ParAccel, a startup led by Barry Zane, a technical co-founder of Netezza, and Rick Glick, a former chief technology officer of Teradata, is trying to pioneer the development of a massively parallel analytic database that supports standard SQL applications.
By supporting SQL, as opposed to requiring IT organizations to master new data models such as MapReduce that are limited in comparitive analytics capability, ParAccel expects to give customers the ability to analyze massive amounts of data without having to change a familiar programming construct. In fact, Zane and Glick argue that it is the current architecture of relational databases that holds SQL back in terms of being used in data-intensive analytic applications, rather than any particular limitation of SQL.
By employing a massively parallel database architecture, IT organizations will be able to invoke the full potential of multicore processors in a way that extends their current application environments. That approach will then make it easier to bridge the 'information gap' that prevents IT organizations from doing more exploratory analysis against large quantities of data, versus having to confine their queries to sets of data set that are limited in size by the capabilities of the underlying relational database.
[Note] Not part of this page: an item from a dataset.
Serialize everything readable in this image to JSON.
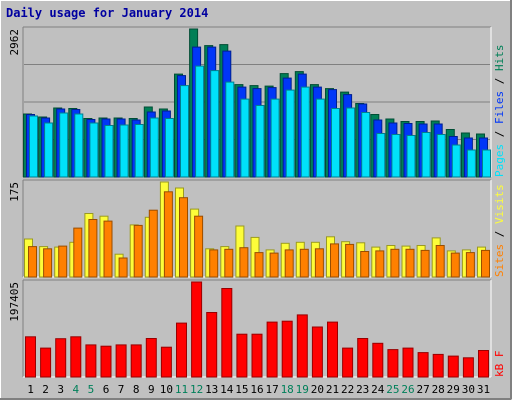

The major benefit of a massively parallel database is an expanded ability to correlate larger sets of data that includes much more granular data.
The ParAccel Analytic Database, in contrast, can easily load 9TB of data in about an hour, according to both Zane and Glick, without coming anywhere near the theoretical limitations of the database architecture.
Both Zane and Glick are solicitous to their former employers, but note that earlier generations of SQL database architectures are limited in their ability to take advantage of parallel processing, especially compared to ParAccel database where none of the system resources have to be shared.
It remains to be seen how traditional database vendors such as Oracle, IBM, Sybase and Microsoft will respond to the challenge of companies such as ParAccel. At present, the current approach to analytics using existing technology is roughly equivalent to analyzing a stand of trees and then extrapolating what the forest looks like. It's a whole other thing to analyze not only a stand of trees, but every tree in multiple sets of forests. As the sheer volume of data continues to grow, it's pretty clear that existing architectures are going to crack under that kind of strain. So what we need to start thinking about is new way to finally compare all the forests without having to make as many guesses about what kind of trees are actually in them.